Reprise du 6 septembre au 13 novembre 2016
au Théâtre de Poche Montparnasse


"Chacun contracte sa folie, c'est la nostalgie de l'Europe"

AMOK, Stefan Zweig


Alexis Moncorgé - nommé aux Molières 2016 dans la catégorie de la révélation masculine - adapte, dans un très convaincant seul en scène, "AMOK" une nouvelle de Stefan Zweig, publiée en 1922. Un individu, caché dans l'obscurité sur le pont d'un bateau qui le ramène de Malaisie, va confier au public un trop lourd secret à porter et l'emporter, avec lui, aux confins de la folie.

À la faveur d'une cigarette, un visage se dévoile, en partie. Des lunettes rondes, des boucles brunes, l'œil hagard. La tension est palpable dans la petite salle du Poche-Montparnasse. Le public, tout près - quelques rangées à peine le sépare de la scène - semble boire les paroles de cet illuminé racontant des choses insensées. Le feu prend, instantanément.

Une présence envoûtante qui se démultiplie sans peine

Cette présence, c'est celle d'Alexis Moncorgé, incarnant cet individu fuyant la Malaisie et que l'on ne découvre que partiellement - et lentement - au gré des lumières changeantes et troublantes, qui se tapit dans l'ombre à la moindre angoisse et qui s'adresse à nous avec une désespérance envoûtante. Chapeau ! L'amok fait déjà puissamment effet. On découvrira sa "présence" au milieu de la pièce : historiquement, c'est cette crise meurtrière dont étaient soudainement pris les opiomanes. Chez Zweig, elle est d'un autre ordre mais tout aussi fulgurante.

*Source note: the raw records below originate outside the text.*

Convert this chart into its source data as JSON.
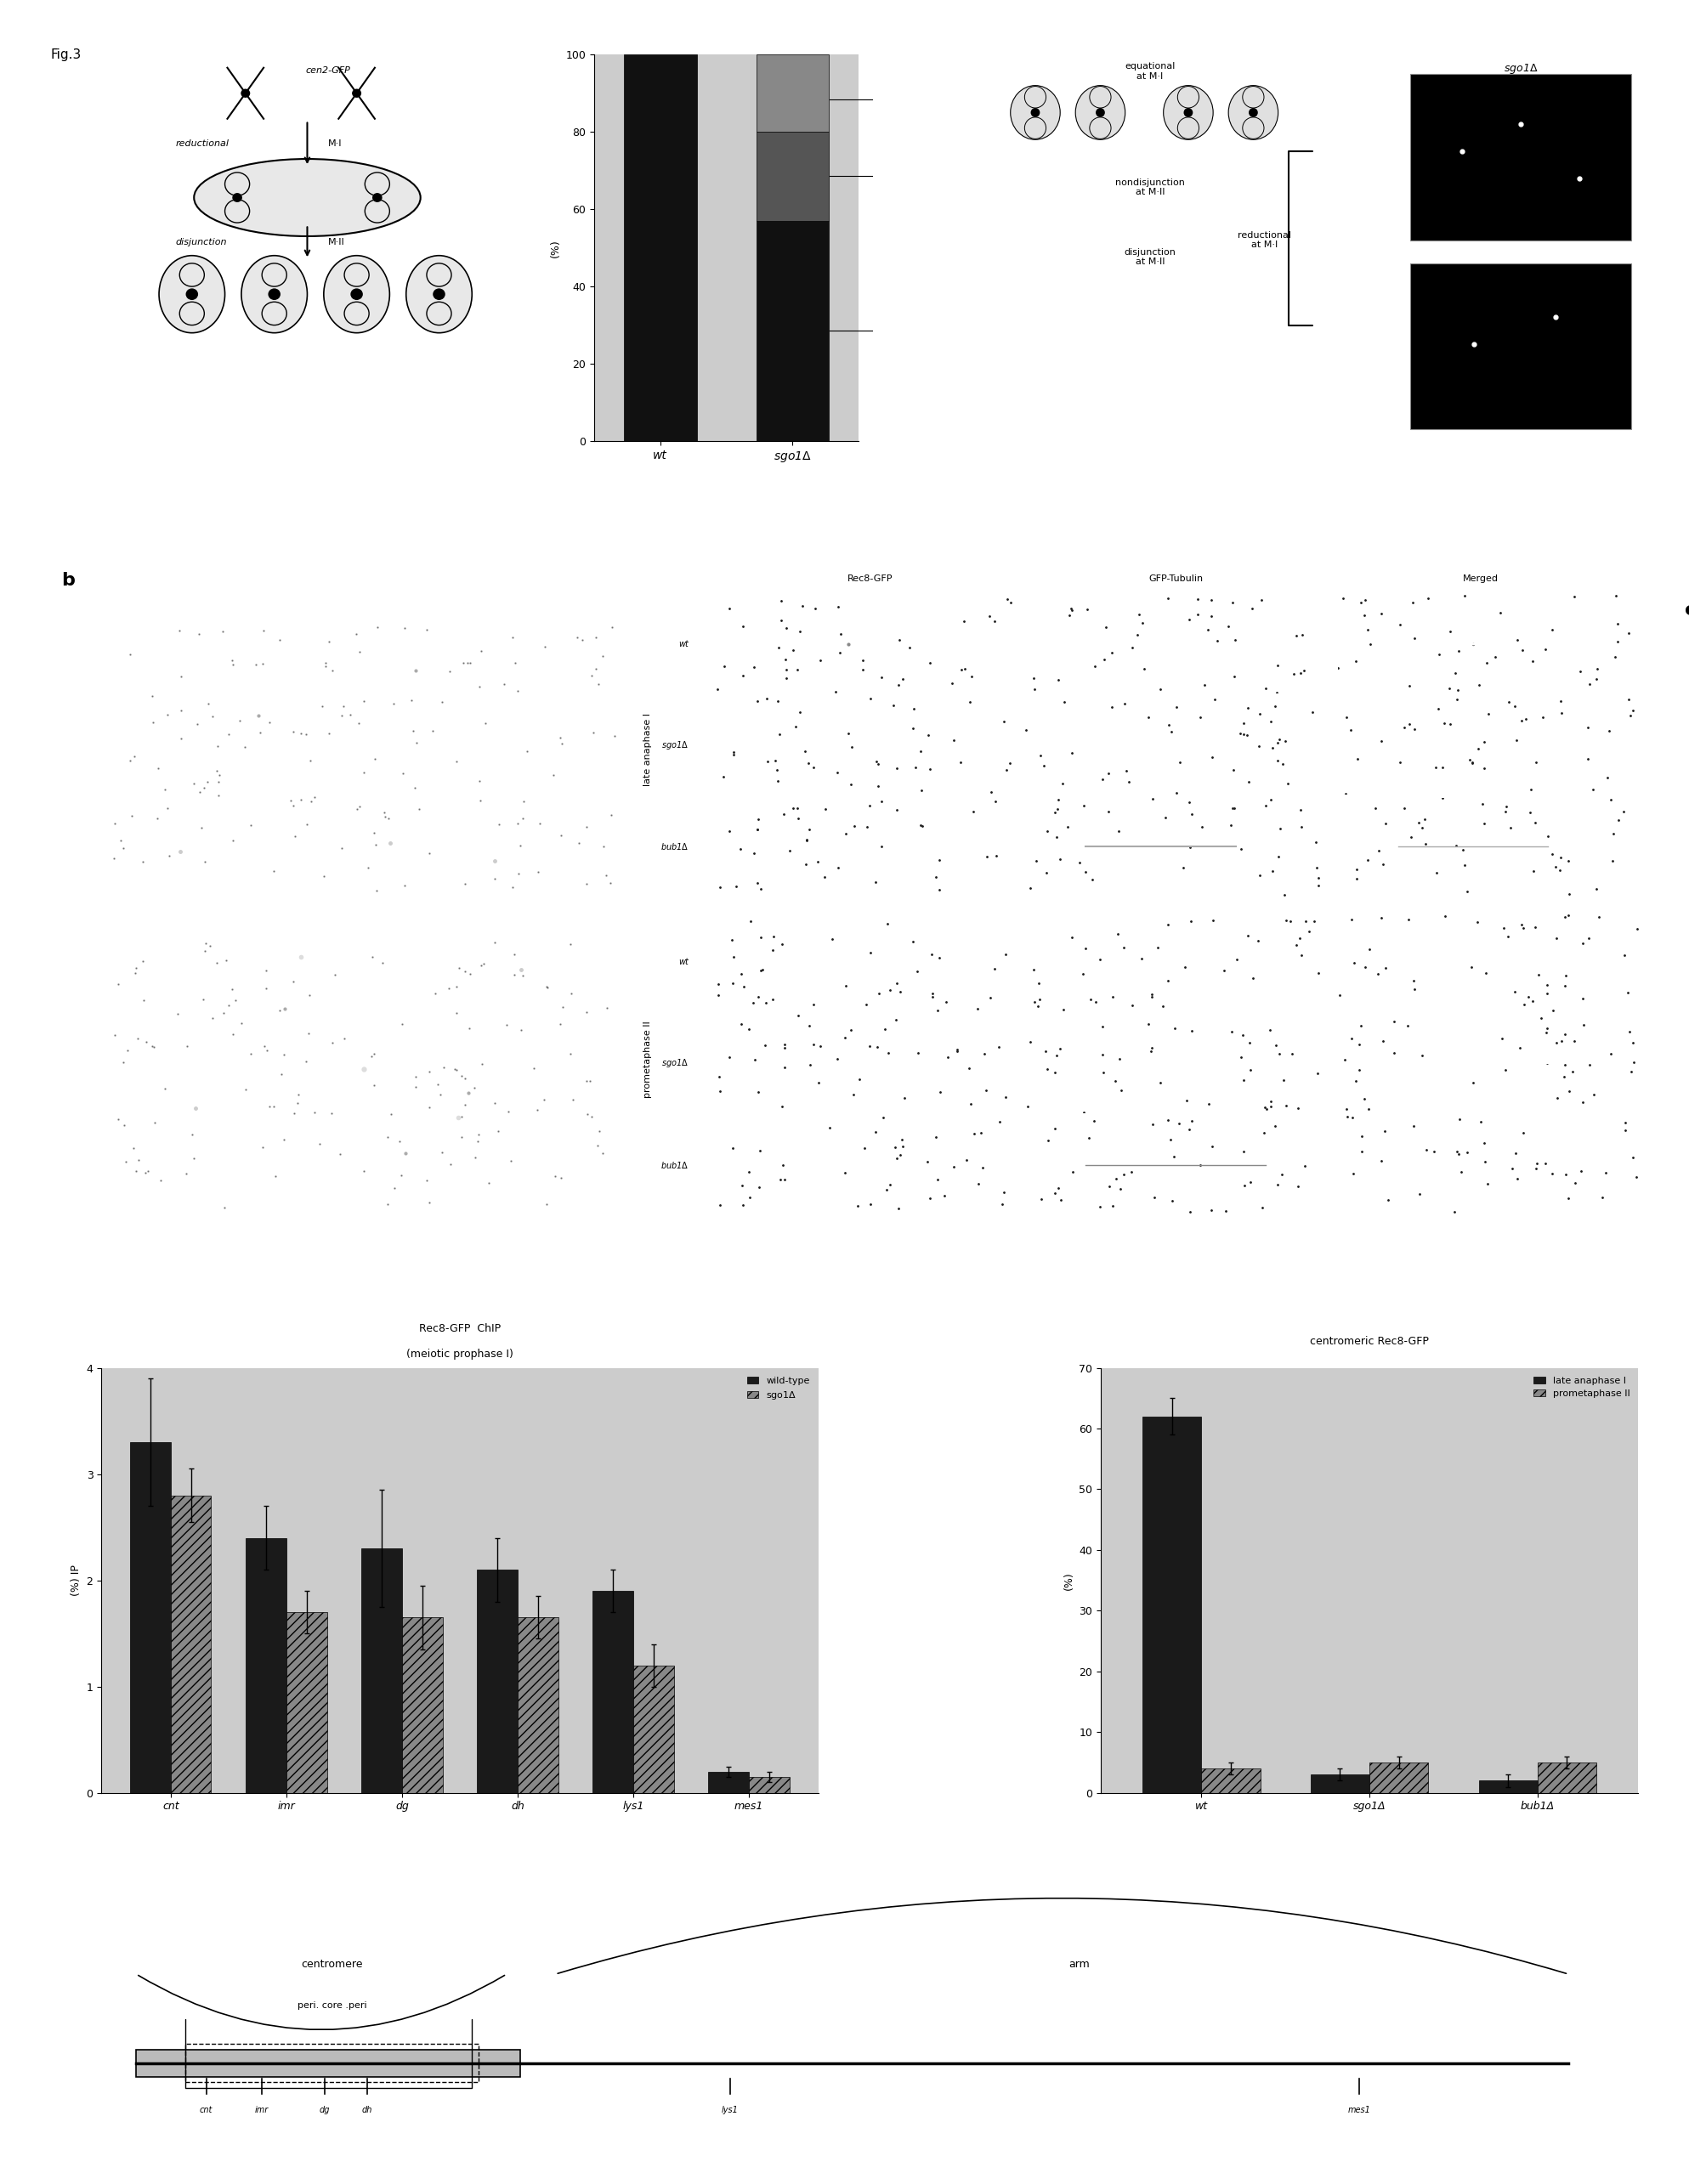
{
  "fig_label": "Fig.3",
  "panel_a_bar": {
    "categories": [
      "wt",
      "sgo1Δ"
    ],
    "yticks": [
      0,
      20,
      40,
      60,
      80,
      100
    ],
    "ylabel": "(%)"
  },
  "panel_d_chip": {
    "categories": [
      "cnt",
      "imr",
      "dg",
      "dh",
      "lys1",
      "mes1"
    ],
    "wt_values": [
      3.3,
      2.4,
      2.3,
      2.1,
      1.9,
      0.2
    ],
    "sgod_values": [
      2.8,
      1.7,
      1.65,
      1.65,
      1.2,
      0.15
    ],
    "wt_errors": [
      0.6,
      0.3,
      0.55,
      0.3,
      0.2,
      0.05
    ],
    "sgod_errors": [
      0.25,
      0.2,
      0.3,
      0.2,
      0.2,
      0.05
    ],
    "ylabel": "(%) IP",
    "title_line1": "Rec8-GFP  ChIP",
    "title_line2": "(meiotic prophase I)",
    "ylim": [
      0,
      4
    ],
    "yticks": [
      0,
      1,
      2,
      3,
      4
    ],
    "legend": [
      "wild-type",
      "sgo1Δ"
    ]
  },
  "panel_d_cen": {
    "categories": [
      "wt",
      "sgo1Δ",
      "bub1Δ"
    ],
    "late_values": [
      62,
      3,
      2
    ],
    "prom_values": [
      4,
      5,
      5
    ],
    "late_errors": [
      3,
      1,
      1
    ],
    "prom_errors": [
      1,
      1,
      1
    ],
    "ylabel": "(%)",
    "title": "centromeric Rec8-GFP",
    "ylim": [
      0,
      70
    ],
    "yticks": [
      0,
      10,
      20,
      30,
      40,
      50,
      60,
      70
    ],
    "legend": [
      "late anaphase I",
      "prometaphase II"
    ]
  },
  "background_color": "#ffffff",
  "panel_bg": "#000000",
  "gray_bg": "#cccccc"
}
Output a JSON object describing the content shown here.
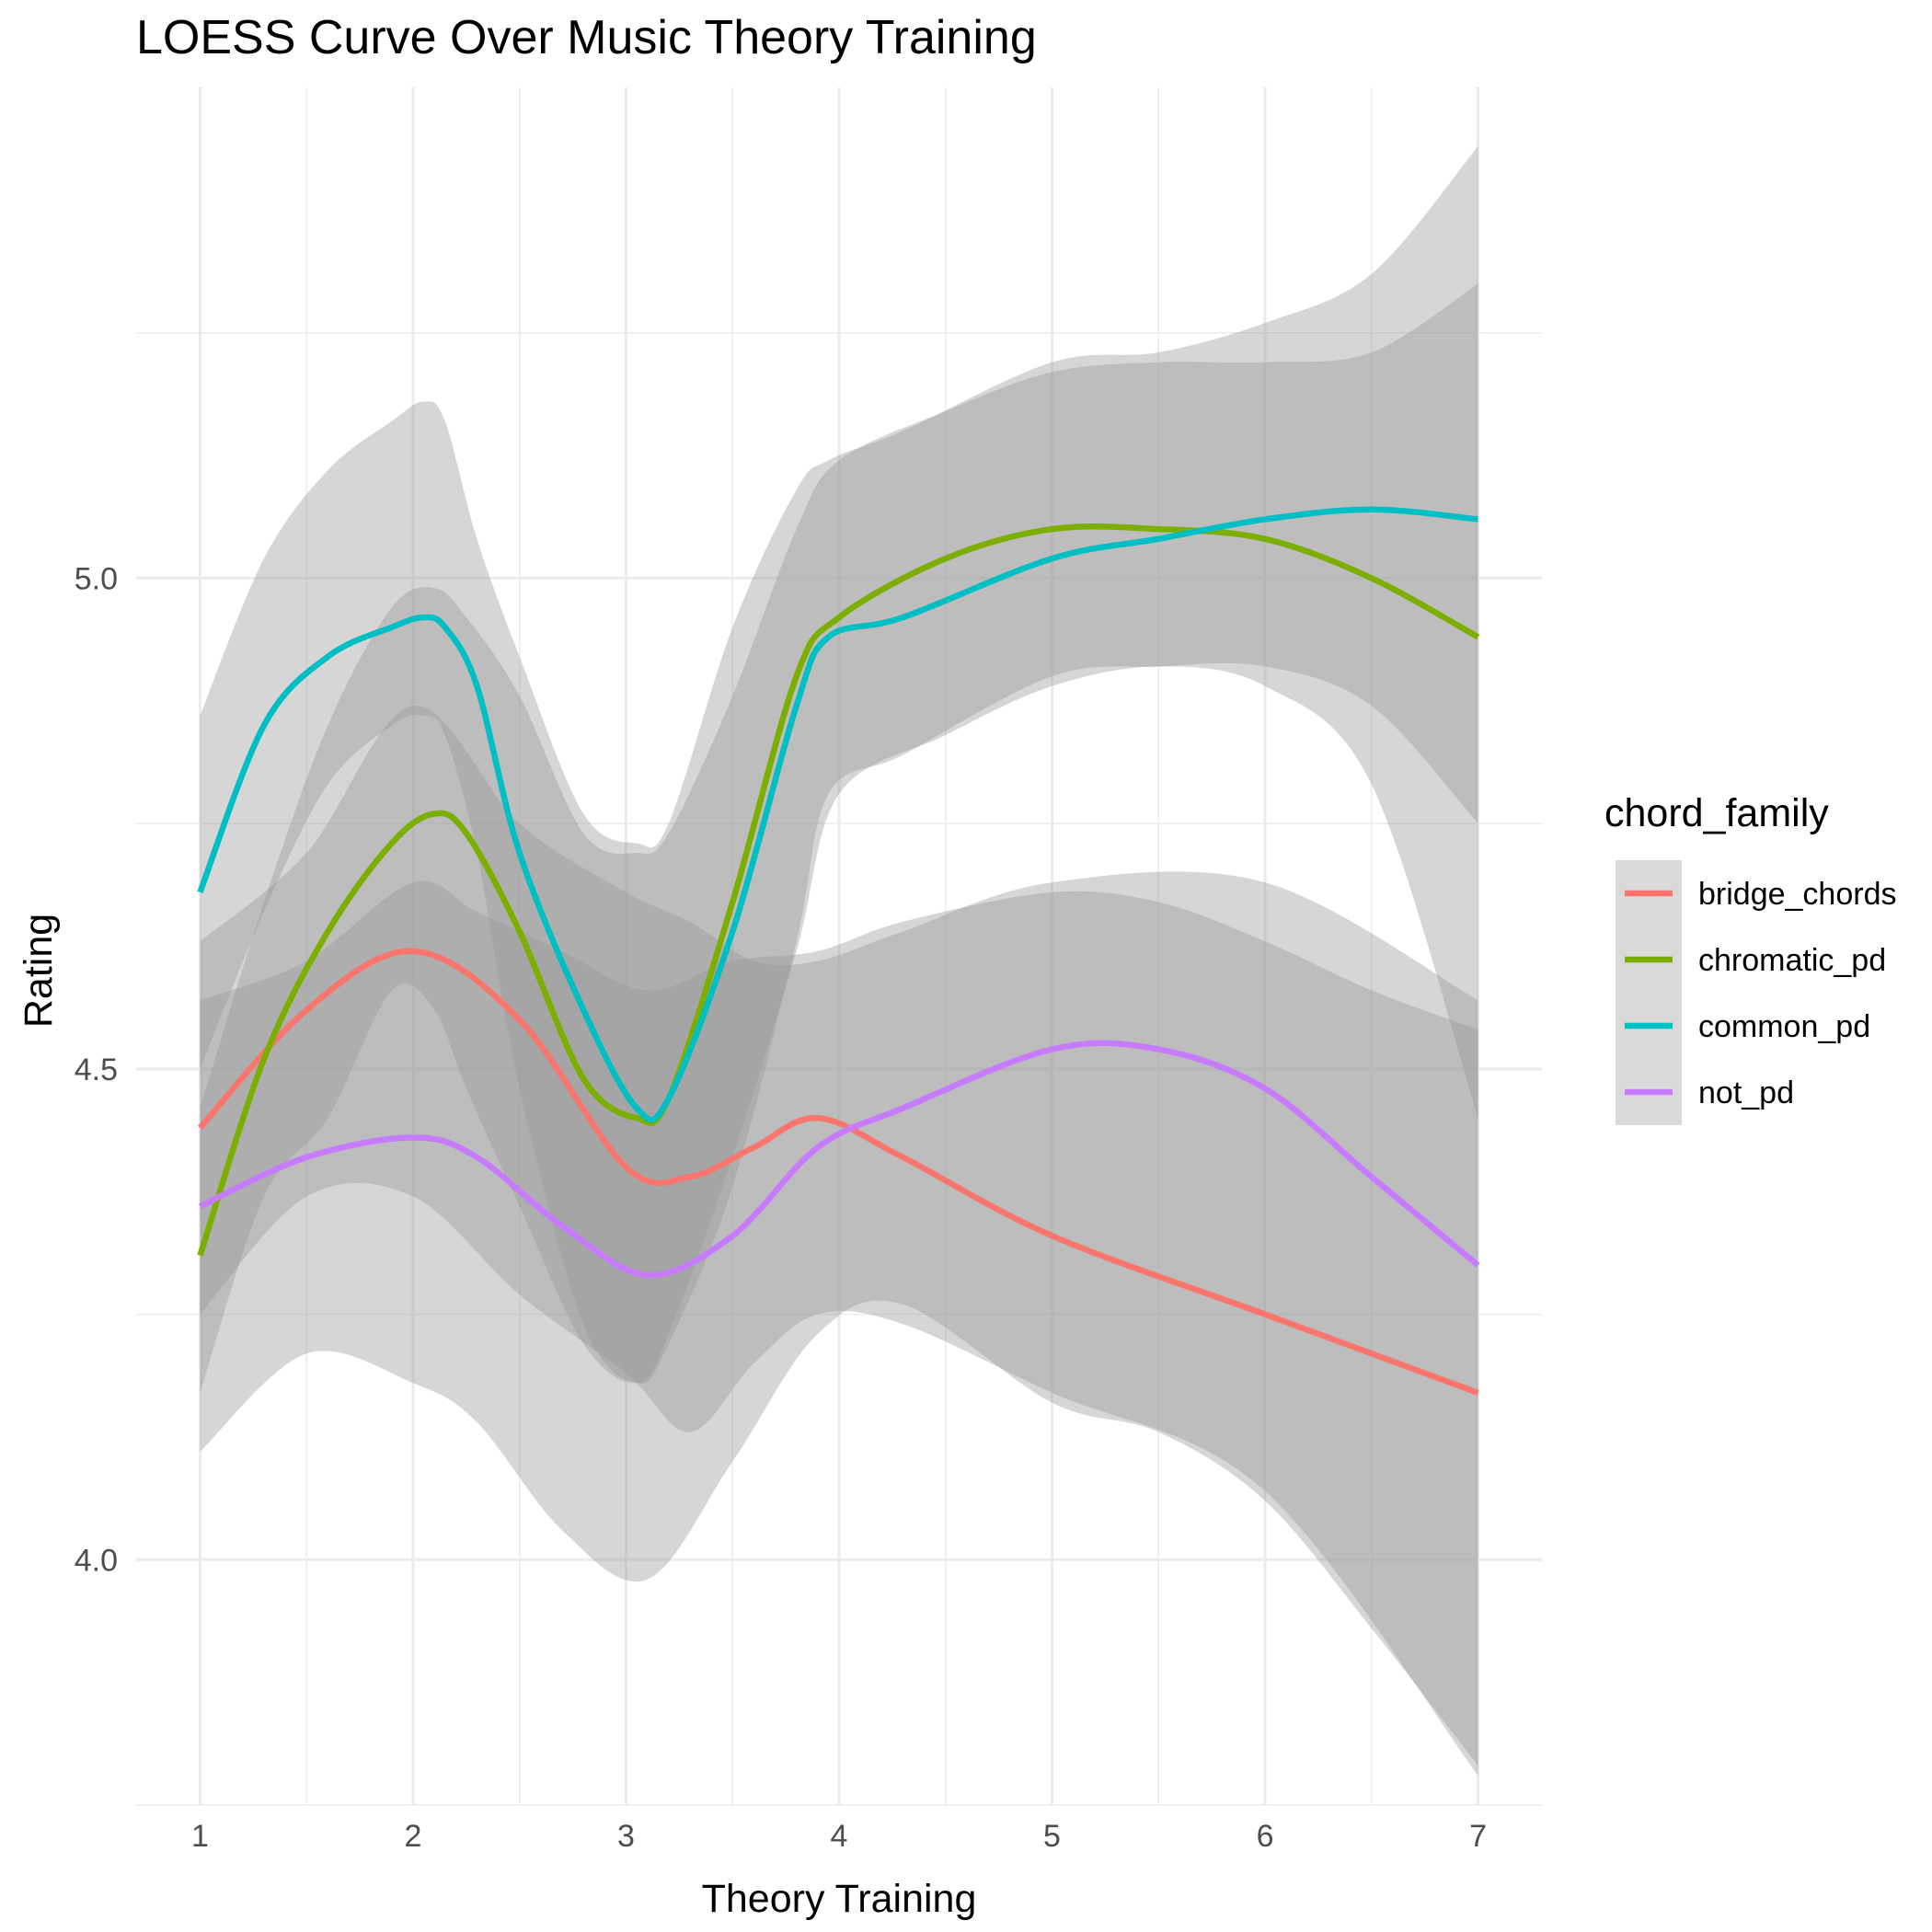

Ce jeune médecin colonial s'est vu envoyer dans cette contrée tropicale où pendant cinq ans il n'a pas vu une seule "femme blanche" mais seulement les moustiques, et les gens de passage. Le jour où une "blanche" de la ville débarque chez lui pour lui demander de "l'aide", il sent que sa vie va basculer. Pour arriver à ce moment clé, Alexis Moncorgé nous fait passer par beaucoup de dérives, d'interrogations et de questionnements. Il nous tient : entre la précision du texte, les jeux de lumières et sa présence sur scène - tour-à-tour virevoltante, poignante voire effrayante - la fièvre s'empare aisément de nous. Déjà celle de savoir, celle de comprendre. Et le comédien de mimer la femme de la ville. Formidable face-à-face entre les pensées supposées de cette dame qui ne dévoile jamais son visage et celles de ce médecin pris au piège de la morale et de sa conscience. Quand elle fuit - outrée par l'avance que vient de lui faire cet homme -, celui-ci perd la tête et s'entête dans des pensées folles et obsessionnelles. Lui qui veut faire le bien d'autrui ne vient-il pas de détruire une vie en suivant des codes plutôt que son cœur ? C'est alors que le voilà prit d'une folie furieuse et fiévreuse, il la poursuit jusque dans la ville pour l'aider à avorter, puisque tel est le délit. Il l'aime, comme un fou.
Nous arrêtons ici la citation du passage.